Virginia’s Republican Party met at The Homestead in Hot Springs, Virginia over the weekend and spent most of the time trying to figure out how to recover from George Allen’s defeat in November:
As its first official act after Allen’s loss, the GOP’s state central committee chose former Republican National Committee chairman Ed Gillespie to lead the party. A national figure with proven fundraising and organizing skills, Gillespie vowed to return the party to the winning column in state and federal elections during the next three years.
But he also offered a practical warning for a state party that is at war with itself over the issues of taxes and transportation: Virginia Republicans must find a way to stop bickering with each other.
“Somebody who agrees with me 80 percent of the time is my friend, not my enemy,” Gillespie said. “We are all one party. We can live with differences. But we can’t live with divisions.”
On one side, there are those who think the Virginia GOP needs to compromise if it is to avoid a disaster in the 2007 mid-term elections:
“This is a challenge to our leaders in our legislature to find some common ground,” said Rep. Thomas M. Davis III (R). “The voters look at our legislature today and see the fighting between the different factions and say: ‘Are we capable of governing?’ That’s going to be our challenge in 2007.”
Since Allen’s loss, Davis has been in discussions with House Speaker William J. Howell (R-Stafford) and others in the legislature about how the anti-tax House Republicans can reach a compromise with the state Senate’s more moderate GOP leaders on the issue of transportation.
If something doesn’t happen, he told activists, the Democrats will win more seats, especially in more moderate Northern Virginia.
“I’ve never seen them so emboldened,” he said of Democrats. “They are out-recruiting us and out-raising us. That’s got to stop.”

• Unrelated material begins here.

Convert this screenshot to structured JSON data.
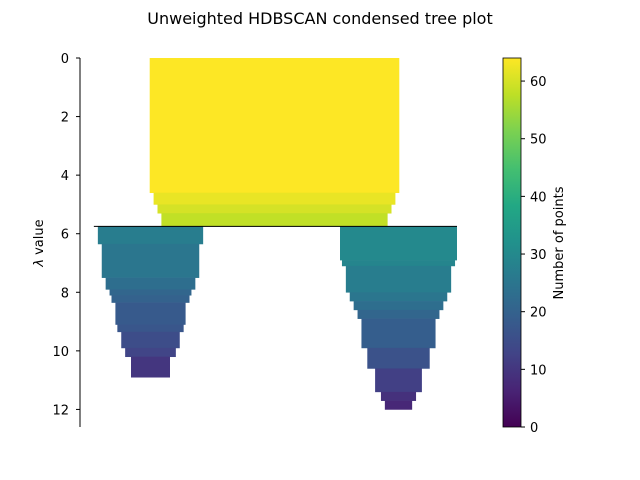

And on the other, those who see almost no room for compromise:
[T]he GOP’s conservative members, such as State Sen. Ken Cuccinelli II (R-Fairfax), reject the need for compromise. They say the party has to stand firm against higher taxes or risk losing the votes of its most ardent supporters.
“If we don’t stand for something, then it’s just a nice-guy contest,” Cuccinelli said. “That’s not a consistent path either to governance or to victory.”